IFRS system not conducive for taxation purposes: Mitra
April, 11th 2011
The much-touted global accounting system based on the International Financial Reporting Standards (IFRS) is not acceptable to the Indian taxman. For the purposes of taxation, companies will have to continue with the historical system of accounting because IFRS allows significant under-reporting of profits, revenue secretary Sunil Mitra told FE. He asserted that the revenue department would not notify IFRS as a system of accounting for taxation purpose.
The official, however, added the revenue department wont have any objection to firms keeping their accounts in the IFRS system also, for the benefit of investors. As per the corporate affairs ministrys schedule, a section of Indian Inc comprising the Nifty and Sensex companies were supposed to converge their opening balance sheets with IFRS by April 1, 2011. The ministry has failed to implement the schedule, owing to the finance ministrys ambivalence to the proposal, and also resistance from many leading companies. This is for the first time the finance ministry has come on record against the IFRS.
The IFRS system of accounting captures a more realistic picture of a companys financial health than the conservative Indian GAAP (generally accepted accounting principles). The main virtue of IFRS is that it requires companies to show the actual market value of assets instead of their cost of purchase, which would help investors and shareholders get a better idea of the fair value of the firms investments. The GAAP is largely based on historical costing and prudence. It does not have standards for business combinations (M&As) and derivatives.
The IFRS system is followed in more than 100 countries including the EU nations, Canada and Australia. The US has its own GAAP for domestic companies while foreign companies listed on the country's stock exchanges are allowed to furnish IFRS-compliant accounts. It is our conscious decision not to accept IFRS system for tax purposes. And we are not alone here; most countries in the world have followed this approach. Even the US does not have IFRS for tax purposes, Mitra said.
Our system is not ready yet to accept the IFRS system as a recognised system for income-tax purposes, he said. When you switch over from a historical costing system to a market value system, you can assign valuations which can lead to significant under-reporting of profits. This could lead to under-reporting of corporate income, Mitra said.
Unlike the investors and shareholders, the tax department is not concerned about the fair value gains or losses. It is interested in only the profits realised by the firm. There is no reason to delay the IFRS adoption citing concerns over taxation.
Investors and shareholders would benefit from IFRS-based accounting system. If the tax department wants to continue with Indian GAAP, so be it, said Dolphy D'Souza, partner and national leader, IFRS services, Ernst & Young.
The concern is that frequent reassessment of assets and liabilities based on fluctuating market value would raise problems in taxation, which is based on the cost of purchasing the asset. The tax authorities have serious concerns over the sentiment-driven volatility integral to fair valuation of assets and liabilities, which could lead to under-reporting of income.

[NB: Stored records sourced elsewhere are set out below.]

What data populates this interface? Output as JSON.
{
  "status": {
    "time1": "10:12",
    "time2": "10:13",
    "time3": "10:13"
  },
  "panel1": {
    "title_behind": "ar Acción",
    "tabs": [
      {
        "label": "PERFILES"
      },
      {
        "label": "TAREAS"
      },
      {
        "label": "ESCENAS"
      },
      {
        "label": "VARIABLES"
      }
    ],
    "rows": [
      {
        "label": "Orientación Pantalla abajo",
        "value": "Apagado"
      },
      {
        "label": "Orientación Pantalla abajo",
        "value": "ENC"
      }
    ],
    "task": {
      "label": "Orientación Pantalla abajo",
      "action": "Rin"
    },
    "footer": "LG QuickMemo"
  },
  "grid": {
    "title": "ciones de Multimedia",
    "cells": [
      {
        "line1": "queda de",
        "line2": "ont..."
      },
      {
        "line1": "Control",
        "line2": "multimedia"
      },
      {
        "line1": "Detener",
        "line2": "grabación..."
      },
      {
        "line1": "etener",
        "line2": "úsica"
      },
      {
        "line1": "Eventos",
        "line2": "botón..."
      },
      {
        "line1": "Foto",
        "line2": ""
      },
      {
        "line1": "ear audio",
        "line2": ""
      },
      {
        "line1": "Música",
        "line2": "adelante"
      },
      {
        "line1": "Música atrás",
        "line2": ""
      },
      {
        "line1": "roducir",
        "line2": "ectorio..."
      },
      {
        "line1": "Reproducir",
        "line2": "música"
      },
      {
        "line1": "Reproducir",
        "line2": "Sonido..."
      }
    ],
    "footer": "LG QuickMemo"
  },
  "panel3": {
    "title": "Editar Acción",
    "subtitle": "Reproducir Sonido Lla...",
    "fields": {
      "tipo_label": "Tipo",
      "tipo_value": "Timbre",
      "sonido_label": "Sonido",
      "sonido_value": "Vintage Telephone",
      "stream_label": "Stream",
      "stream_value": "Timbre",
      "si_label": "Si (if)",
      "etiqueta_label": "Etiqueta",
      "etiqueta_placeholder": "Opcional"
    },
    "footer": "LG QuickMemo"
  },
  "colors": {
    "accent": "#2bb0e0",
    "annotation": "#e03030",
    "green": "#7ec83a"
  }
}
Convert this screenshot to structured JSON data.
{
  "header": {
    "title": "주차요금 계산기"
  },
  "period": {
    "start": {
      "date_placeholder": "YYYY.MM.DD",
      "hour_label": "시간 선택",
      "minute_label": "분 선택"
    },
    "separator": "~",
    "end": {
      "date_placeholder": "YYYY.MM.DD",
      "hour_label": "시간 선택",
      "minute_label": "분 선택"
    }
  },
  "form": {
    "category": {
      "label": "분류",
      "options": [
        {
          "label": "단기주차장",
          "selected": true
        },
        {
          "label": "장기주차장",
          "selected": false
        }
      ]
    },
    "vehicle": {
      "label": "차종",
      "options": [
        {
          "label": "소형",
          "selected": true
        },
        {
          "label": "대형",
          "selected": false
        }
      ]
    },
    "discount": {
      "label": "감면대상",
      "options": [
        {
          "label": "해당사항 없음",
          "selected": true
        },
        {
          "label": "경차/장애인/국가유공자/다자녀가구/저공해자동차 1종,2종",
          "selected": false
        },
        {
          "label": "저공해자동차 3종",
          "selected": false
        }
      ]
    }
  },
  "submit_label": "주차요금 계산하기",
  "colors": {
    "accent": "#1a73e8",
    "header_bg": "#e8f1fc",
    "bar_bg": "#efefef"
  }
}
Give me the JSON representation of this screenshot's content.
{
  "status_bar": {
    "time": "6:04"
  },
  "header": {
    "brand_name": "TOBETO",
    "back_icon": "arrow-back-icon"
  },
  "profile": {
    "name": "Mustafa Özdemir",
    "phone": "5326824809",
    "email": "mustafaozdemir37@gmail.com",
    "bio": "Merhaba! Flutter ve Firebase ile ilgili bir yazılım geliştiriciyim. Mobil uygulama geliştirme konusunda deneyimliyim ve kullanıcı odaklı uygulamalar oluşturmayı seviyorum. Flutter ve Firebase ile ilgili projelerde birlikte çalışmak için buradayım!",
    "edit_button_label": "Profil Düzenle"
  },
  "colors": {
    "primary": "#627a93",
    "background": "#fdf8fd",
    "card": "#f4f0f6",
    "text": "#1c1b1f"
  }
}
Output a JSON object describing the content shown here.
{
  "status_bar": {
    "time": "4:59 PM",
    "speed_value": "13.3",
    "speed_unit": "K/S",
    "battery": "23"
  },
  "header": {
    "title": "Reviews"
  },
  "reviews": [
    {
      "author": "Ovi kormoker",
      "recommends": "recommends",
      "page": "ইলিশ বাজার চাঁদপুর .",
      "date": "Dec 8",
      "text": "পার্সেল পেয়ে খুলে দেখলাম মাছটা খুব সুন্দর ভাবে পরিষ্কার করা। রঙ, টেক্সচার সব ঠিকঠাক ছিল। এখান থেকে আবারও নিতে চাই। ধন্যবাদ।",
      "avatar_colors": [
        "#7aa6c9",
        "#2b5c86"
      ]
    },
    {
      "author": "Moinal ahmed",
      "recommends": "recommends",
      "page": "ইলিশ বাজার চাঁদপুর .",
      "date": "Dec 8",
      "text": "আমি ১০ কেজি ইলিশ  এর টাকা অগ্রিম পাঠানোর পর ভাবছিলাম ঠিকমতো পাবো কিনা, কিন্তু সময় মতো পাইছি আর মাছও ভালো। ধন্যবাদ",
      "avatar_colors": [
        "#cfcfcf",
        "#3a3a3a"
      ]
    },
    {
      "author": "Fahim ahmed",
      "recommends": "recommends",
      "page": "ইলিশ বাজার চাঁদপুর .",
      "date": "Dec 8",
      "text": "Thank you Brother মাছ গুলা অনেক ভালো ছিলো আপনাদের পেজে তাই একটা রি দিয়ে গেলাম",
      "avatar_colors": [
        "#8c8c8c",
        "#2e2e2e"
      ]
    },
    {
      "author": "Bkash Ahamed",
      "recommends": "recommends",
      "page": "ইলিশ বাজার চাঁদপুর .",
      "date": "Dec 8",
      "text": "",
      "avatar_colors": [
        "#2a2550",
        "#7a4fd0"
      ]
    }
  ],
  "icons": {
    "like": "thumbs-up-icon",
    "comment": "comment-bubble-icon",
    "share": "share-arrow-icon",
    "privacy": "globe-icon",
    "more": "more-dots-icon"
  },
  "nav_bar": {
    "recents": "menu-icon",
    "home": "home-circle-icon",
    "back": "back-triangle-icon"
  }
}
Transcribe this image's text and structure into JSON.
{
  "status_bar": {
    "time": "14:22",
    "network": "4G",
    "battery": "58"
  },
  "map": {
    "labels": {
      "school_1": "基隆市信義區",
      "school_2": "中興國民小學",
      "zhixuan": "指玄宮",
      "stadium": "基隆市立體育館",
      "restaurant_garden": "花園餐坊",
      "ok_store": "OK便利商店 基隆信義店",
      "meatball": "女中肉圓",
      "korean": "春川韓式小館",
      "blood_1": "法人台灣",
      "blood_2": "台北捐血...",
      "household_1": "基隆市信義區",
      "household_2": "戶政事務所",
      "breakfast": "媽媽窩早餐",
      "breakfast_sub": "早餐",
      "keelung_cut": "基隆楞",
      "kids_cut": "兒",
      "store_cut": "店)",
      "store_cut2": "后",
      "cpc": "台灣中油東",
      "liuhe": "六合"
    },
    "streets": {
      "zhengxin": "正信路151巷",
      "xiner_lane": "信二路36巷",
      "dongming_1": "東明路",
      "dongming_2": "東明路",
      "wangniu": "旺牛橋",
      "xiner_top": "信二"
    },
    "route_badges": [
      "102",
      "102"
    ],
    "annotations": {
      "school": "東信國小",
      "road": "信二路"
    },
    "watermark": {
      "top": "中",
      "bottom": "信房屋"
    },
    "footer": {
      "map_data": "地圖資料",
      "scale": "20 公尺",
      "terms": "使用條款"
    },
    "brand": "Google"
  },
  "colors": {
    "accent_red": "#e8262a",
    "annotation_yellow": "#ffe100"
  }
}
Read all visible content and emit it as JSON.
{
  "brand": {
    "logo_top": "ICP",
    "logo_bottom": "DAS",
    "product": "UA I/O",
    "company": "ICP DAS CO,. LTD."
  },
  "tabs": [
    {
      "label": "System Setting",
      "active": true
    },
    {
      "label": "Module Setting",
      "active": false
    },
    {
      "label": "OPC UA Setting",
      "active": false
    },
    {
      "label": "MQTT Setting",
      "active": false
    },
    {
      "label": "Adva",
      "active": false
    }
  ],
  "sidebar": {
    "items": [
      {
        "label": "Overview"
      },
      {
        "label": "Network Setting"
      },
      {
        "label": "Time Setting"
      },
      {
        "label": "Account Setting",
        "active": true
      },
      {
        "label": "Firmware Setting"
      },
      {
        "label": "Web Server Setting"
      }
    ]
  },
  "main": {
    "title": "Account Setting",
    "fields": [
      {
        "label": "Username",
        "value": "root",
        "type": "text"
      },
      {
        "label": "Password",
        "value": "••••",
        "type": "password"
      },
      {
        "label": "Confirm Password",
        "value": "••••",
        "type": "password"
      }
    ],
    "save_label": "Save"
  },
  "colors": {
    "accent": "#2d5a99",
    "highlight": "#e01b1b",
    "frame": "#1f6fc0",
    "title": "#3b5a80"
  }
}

For the purpose of taxation, the market value of an asset becomes meaningful only when it is sold or bought. Adoption of fair valuation of assets for preparing financial statements would lead to a situation where companies may be asked to pay tax on gains or appreciation of assets even if they are not sold. Similarly, companies can show a lower tax liability when asset prices go down, even if they have not actually incurred that loss in a transaction.
The corporate affairs ministry was supposed to ensure that Indian accounting standards are fully convergent with the IFRS. The ministry had notified 35 IFRS-compliant accounting standards (Ind-AS) on February 25, 2011. It has issued a revised schedule VI under the Companies Act, which is applicable from April 1, 2011. The ministry has now lobbed the ball in the finance ministrys court by saying that Ind-AS will be implemented after various issues including tax-related issues are resolved.
With the finance ministry not notifying the IFRS system, it has created confusion among companies that were preparing to adopt the new set of accounting standards from the beginning of the financial year. They do not know which set of accounting standards (AS or Ind-AS) will now be applicable in the preparation and presentation of financial statements.
The companies are faced with a problem because for taxation they have to prepare accounts as per the Indian GAAP, and the IFRS profit numbers will be very different from the profit numbers on India GAAP.
Convergence with IFRS is expected to help Indian companies in an increasingly globalised world. Now that over 100 countries have already adopted the system, corporate India's overseas acquisitions would be facilitated by the adoption of IFRS. It would also come handy in the efforts of homegrown firms to float companies in foreign countries, and get listed on exchanges abroad.